Money
Year-end spending rush boosts cap expenditure
Capital expenditure in the last fiscal year 2017-18 ended mid-July reached a five-year high with the government pouring out Rs108 billion in the final month.Capital expenditure in the last fiscal year 2017-18 ended mid-July reached a five-year high with the government pouring out Rs108 billion in the final month.
Spending on infrastructure development and construction reached 79.74 percent of the budget allocation which is the highest since the fiscal year 2012-13 when spending reached 82.56 percent.
As per the records of the Financial Comptroller General Office (FCGO), capital expenditure amounted to Rs267.25 billion against the allocation of Rs335 billion.
Government officials claimed that the provision of early budget system enabling government agencies to invite tenders early in the year and the provision of treating the programmes and budget as arranged in the Line Ministry Budget Information System as the final approval of programmes are some of the factors that helped boost capital spending.
Other reasons like releasing the budget fully to local units in three installments also played a part in increasing the overall capital spending in the last fiscal year, according to the officials.

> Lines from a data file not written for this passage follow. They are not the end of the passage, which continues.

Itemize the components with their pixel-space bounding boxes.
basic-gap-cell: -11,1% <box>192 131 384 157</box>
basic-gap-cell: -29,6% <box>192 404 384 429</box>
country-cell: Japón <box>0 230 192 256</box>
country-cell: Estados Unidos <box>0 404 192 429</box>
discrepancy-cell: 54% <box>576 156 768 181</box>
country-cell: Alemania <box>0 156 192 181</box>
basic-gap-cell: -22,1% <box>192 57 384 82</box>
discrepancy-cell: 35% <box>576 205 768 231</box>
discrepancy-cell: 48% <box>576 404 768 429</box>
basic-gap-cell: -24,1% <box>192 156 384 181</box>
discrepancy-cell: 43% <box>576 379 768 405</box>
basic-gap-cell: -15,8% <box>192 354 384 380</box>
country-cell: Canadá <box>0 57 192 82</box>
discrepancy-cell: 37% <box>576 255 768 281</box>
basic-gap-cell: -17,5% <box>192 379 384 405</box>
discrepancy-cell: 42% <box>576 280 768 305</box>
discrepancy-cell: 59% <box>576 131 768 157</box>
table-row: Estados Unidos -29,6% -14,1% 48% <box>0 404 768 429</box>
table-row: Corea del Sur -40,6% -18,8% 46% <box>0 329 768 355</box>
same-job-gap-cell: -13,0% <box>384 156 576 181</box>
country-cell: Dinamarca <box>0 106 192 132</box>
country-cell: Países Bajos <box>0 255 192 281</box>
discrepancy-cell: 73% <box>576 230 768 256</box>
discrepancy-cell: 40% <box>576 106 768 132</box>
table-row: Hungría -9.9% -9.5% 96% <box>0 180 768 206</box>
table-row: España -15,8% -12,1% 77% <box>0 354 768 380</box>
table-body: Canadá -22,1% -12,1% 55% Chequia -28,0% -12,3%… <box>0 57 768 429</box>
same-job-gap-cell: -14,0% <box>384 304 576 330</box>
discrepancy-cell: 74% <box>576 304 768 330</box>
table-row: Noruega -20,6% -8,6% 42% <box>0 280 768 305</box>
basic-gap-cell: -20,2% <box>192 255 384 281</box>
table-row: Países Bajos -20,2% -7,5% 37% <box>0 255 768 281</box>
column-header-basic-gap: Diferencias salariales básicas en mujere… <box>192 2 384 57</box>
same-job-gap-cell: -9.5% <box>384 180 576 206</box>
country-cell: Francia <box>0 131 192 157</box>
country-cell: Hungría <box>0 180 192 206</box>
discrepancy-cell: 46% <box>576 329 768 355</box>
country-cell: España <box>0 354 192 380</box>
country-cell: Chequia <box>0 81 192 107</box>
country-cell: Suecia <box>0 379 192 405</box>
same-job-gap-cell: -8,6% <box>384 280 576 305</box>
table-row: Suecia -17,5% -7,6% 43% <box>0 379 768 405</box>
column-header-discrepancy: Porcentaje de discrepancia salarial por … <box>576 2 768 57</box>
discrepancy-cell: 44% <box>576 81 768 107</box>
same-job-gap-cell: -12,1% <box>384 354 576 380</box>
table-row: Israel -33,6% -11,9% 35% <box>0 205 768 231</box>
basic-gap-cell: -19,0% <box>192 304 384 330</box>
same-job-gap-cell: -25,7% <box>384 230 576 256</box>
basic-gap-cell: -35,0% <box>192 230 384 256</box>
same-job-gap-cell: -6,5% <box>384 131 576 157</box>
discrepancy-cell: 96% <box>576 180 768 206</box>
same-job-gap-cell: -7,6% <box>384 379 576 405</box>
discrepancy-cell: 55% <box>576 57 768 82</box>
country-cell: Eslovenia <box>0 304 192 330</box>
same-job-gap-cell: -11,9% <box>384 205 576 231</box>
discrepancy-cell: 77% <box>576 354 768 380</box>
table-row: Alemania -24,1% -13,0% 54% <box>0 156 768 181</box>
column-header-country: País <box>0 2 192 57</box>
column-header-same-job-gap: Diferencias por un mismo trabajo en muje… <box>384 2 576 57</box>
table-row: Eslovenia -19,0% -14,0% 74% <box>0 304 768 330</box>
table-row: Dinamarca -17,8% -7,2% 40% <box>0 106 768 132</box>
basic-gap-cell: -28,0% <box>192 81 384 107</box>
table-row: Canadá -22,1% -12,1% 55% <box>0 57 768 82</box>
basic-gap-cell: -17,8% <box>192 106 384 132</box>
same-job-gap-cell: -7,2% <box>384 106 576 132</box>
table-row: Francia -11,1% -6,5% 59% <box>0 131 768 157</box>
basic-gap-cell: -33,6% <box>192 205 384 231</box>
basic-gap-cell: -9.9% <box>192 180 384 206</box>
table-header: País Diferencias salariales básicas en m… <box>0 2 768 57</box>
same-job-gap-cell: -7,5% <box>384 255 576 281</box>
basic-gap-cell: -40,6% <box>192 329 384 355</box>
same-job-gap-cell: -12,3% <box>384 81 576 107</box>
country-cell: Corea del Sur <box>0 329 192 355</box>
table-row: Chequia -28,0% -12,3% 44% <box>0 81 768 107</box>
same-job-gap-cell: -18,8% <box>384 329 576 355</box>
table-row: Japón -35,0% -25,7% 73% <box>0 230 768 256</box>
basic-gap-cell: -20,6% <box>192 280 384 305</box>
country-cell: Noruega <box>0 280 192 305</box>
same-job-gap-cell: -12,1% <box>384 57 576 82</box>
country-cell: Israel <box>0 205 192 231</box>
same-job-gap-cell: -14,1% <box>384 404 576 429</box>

For example, the government treated the entire fiscal equalization grant transferred to local units in the last fiscal year as complete expenditure although all the resources under the heading of fiscal equalization grant might not have been spent at the local level.
“This might have played a part, if not a big part, in the increase in capital expenditure of the government,” said an FCGO official. Local units are free to use such grants in the priority areas they have set themselves.
“The government’s move to take action against non-performing and under-performing contractors was another reason for the rise in capital expenditure in the last fiscal year,” said Jagannath Devkota, information officer at the FCGO.
However, economists say that non-budgetary expenditure for new projects also contributed to increasing the government’s capital expenditure. “Funds totalling Rs4-5 billion have been allocated for some new projects which are linked with political parties,” said former finance secretary Rameshore Khanal.
Although capital spending swelled in the last fiscal compared to previous years, there has been no change in the trend of late disbursement of the capital budget.
According to the FCGO, the government poured out 40 percent of the total capital budget in the final month of the last fiscal year. The government disbursed Rs108 billion in the last month out of the total expenditure of Rs267.25 billion, according to the FCGO.
Disbursing more than 40 percent of the capital budget in the final month of the fiscal year has been the usual practice in the past half-decade. However, government officials defend the year-end spending rush saying that this does not mean all development tasks are done in the final month—it is payment for tasks completed earlier in the year.
Government agencies say that payment delays have affected development projects as contractors cannot expedite work in time due to lack of resources.
For example, the Roads Department said that construction work on 800 bridges slowed since March, and came to a complete halt in the last month due to lack of payment on time.
Khanal said that although it takes around a month to process payments to contractors, government officials work slow leading to delayed payments.
“Thus, a large portion of payments is made in the closing months of the fiscal year. This practice hinders timely implementation of projects by contractors,” he said.
The spending rush at the end of the fiscal year is a clear sign of elevated fiduciary risk and problem of budget execution, the FCGO said in the Consolidated Financial Statement 2016-17.
Due to delayed payment, contractors scramble to expedite projects at the last minute resulting in poor quality work, government officials said.